Sorge commence sa deuxième vie en Chine, à Shanghai et Canton. Il utilise son passé de militant et d’orateur pour le compte des organisations contrôlées par l’Internationale communiste, afin de former les bases d’un groupe d’informateurs. Il cherche en revanche à ce que ce réseau soit étanche et n’ait plus de contact avec le Komintern, et Owen Matthews montre que les choses sont moins évidentes qu’il n’y paraît. Il arrive cependant à créer un bureau pour le compte de l’Armée rouge, qui formera des cadres d’importance, et confie la direction des affaires chinoises à un autre ancien kominternien finnois, Karl Rimm, avant de passer au Japon.

Avant Tokyo, Sorge séjourne à Moscou puis en Allemagne et aux États-Unis où il démultiplie les contacts et se fond dans la masse des commerciaux, pour brouiller son identité et rejoindre plus discrètement le Japon. Il procède à des opérations similaires pour revenir régulièrement en URSS. L’auteur décrit longuement ses séjours et livre de nombreux détails venant souligner sa passion pour l’histoire soviétique et sa connaissance de la ville. Sorge a constitué son réseau jusque dans les hautes sphères de la société japonaise, dont Owen détaille les contacts et les méthodes de recrutement. Ce poste d’observation lui permet d’obtenir des informations de première main, comme la première version du pacte anti-komintern de 1936. Sa stratégie d’infiltration le pousse à adhérer au NSDAP (Parti national-socialiste des travailleurs allemands). L’espion peut alors informer l’URSS des autres dossiers, en particulier la rupture du pacte germano soviétique et l’opération Barbarossa, dont il avertit des prémisses au printemps 1941, sans succès. En dépit de cet échec, il continue son travail, signalant les risques de rupture du pacte de non-agression entre l’URSS et le Japon.
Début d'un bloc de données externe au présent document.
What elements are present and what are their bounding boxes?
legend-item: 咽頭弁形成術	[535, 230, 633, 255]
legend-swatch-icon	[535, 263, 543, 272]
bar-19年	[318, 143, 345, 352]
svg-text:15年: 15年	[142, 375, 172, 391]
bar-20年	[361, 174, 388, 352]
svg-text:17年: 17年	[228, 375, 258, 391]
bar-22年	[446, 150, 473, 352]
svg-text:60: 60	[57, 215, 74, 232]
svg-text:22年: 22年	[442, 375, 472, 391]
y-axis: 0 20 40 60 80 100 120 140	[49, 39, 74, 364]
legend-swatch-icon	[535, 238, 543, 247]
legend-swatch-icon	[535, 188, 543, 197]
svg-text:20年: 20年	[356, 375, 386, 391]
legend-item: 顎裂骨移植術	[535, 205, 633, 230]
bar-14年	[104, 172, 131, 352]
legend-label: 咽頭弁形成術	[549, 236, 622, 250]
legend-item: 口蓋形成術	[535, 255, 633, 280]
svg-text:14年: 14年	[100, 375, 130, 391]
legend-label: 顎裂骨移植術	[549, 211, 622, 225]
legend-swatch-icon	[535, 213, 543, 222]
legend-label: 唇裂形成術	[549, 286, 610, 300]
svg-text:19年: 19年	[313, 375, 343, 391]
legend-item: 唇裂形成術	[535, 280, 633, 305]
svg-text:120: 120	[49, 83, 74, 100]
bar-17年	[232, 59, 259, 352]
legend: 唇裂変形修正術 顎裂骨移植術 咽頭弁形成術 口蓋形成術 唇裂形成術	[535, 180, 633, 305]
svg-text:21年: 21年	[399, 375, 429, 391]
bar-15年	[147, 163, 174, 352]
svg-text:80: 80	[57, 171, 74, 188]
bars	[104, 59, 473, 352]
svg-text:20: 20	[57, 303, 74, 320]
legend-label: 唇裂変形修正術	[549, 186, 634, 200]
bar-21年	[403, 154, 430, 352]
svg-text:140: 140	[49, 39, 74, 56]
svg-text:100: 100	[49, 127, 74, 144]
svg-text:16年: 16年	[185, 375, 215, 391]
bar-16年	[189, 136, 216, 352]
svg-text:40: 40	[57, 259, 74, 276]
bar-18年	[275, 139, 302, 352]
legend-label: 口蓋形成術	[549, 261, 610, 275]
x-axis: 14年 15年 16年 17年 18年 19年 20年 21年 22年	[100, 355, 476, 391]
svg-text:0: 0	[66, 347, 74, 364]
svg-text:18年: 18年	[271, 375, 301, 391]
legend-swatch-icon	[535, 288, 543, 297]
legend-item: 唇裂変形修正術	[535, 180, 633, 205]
Mais le réseau tombe, les autorités japonaises remontent les filières. Arrêté en 1941, il n’est pas échangé contre des prisonniers en vertu du pacte de non-agression soviéto-japonais et est exécuté en 1944, sans que l’espionnage soviétique ne fasse un geste pour son agent. La reconnaissance ne vient qu’à titre posthume.

Pour les historiens, les vies d’espions sont toujours sujettes à interrogation en raison de l’accès difficile aux sources. Ainsi, des pièces majeures demeurent manquantes et des questions restent ouvertes, qui empêchent de mesure pleinement l’ampleur des activités de Richard Sorge et de connaître la totalité de sa biographie : son dossier figure aux archives des services de renseignements ex-soviétiques qui sont fermées. Néanmoins, l’auteur, fin connaisseur de l’histoire soviétique et de l’espionnage, propose un travail renouvelé, utile et passionnant.